At the Speed Art Museum, we invite everyone to celebrate art, forever. That is our mission, and this report – following a statement made by our Director on June 9, 2020 – represents a first step in publicly addressing and measuring our commitment to racial equity. While we have accelerated the pace of change since the renovated Speed reopened in 2016, we should have started doing so sooner, and now is a time to move even faster. As we wrote in June, “This IS our work; it is never done; we will make mistakes along the way; and we will be learning from others.”

This report presents data reflecting where we have been (in general, since 2016) and where we are now in seven areas critical to our mission and work. We have also identified new and consistent ways that we will gather information in the future, and ways that we will either measure our goals and commitment to this work or how we will establish those metrics. Based on valuable input from our colleagues and stakeholders, we have also identified some specific projects that we will undertake to help us achieve those goals; conversations and planning around those ideas will continue.

About 1/3 of Speed employees, together with many members of our Board of Trustees and Board of Governors, docents and other stakeholders provided input to this report, for which we are grateful. The next stage of this work will be to take the metrics and commitments in this report and turn it into a practice, gaining 100% support from our colleagues and Board members and with confidence that this work will live on, even surviving a complete turnover of our Board and staff leadership teams.

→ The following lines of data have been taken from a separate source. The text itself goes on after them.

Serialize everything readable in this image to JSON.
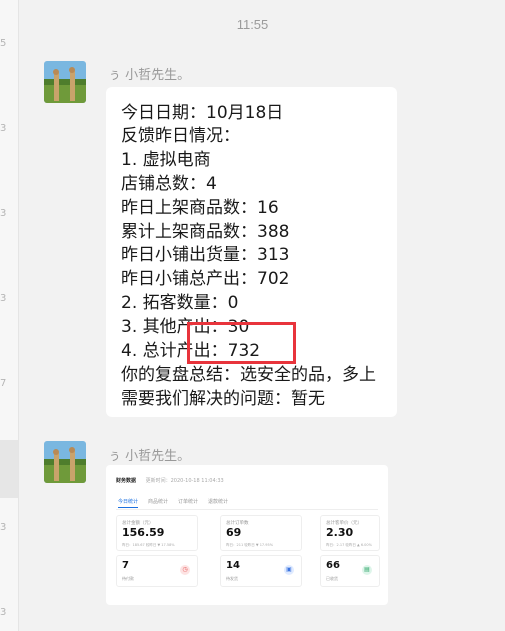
{
  "time": "11:55",
  "messages": [
    {
      "sender": "ぅ 小哲先生。",
      "lines": [
        "今日日期：10月18日",
        "反馈昨日情况：",
        "1. 虚拟电商",
        "店铺总数：4",
        "昨日上架商品数：16",
        "累计上架商品数：388",
        "昨日小铺出货量：313",
        "昨日小铺总产出：702",
        "2. 拓客数量：0",
        "3. 其他产出：30",
        "4. 总计产出：732",
        "你的复盘总结：选安全的品，多上",
        "需要我们解决的问题：暂无"
      ]
    },
    {
      "sender": "ぅ 小哲先生。",
      "card": {
        "title": "财务数据",
        "subtitle": "更新时间：2020-10-18 11:04:33",
        "tabs": [
          "今日统计",
          "商品统计",
          "订单统计",
          "退款统计"
        ],
        "stats": [
          {
            "label": "总计金额（元）",
            "value": "156.59",
            "sub": "昨日：185.67  较昨日 ▼ 17.58%"
          },
          {
            "label": "总计订单数",
            "value": "69",
            "sub": "昨日：211  较昨日 ▼ 17.95%"
          },
          {
            "label": "总计客单价（元）",
            "value": "2.30",
            "sub": "昨日：2.17  较昨日 ▲ 6.00%"
          }
        ],
        "small_stats": [
          {
            "value": "7",
            "label": "待付款"
          },
          {
            "value": "14",
            "label": "待发货"
          },
          {
            "value": "66",
            "label": "已收货"
          }
        ]
      }
    }
  ],
  "left_strip_marks": [
    "5",
    "3",
    "3",
    "3",
    "7",
    "3",
    "3"
  ]
}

We are issuing this report later than promised because of time required to gather input from internal and external stakeholders and to review drafts during a season of summer vacations. We will update this report annually following the end of our fiscal year (September 30). You will notice that we use multiple terms for the same demographic group in different sections of this document: Black and African American, White and Caucasian, Native American and Indigenous. One reason is that some sources (like the US Census) use different terms than we do; another is that we ourselves have used different terminology and groupings in the way we have gathered and recorded this information in the past. Among other efforts identified below, we will explore ways to use more consistent terms while also making it easier to adapt them as usage changes.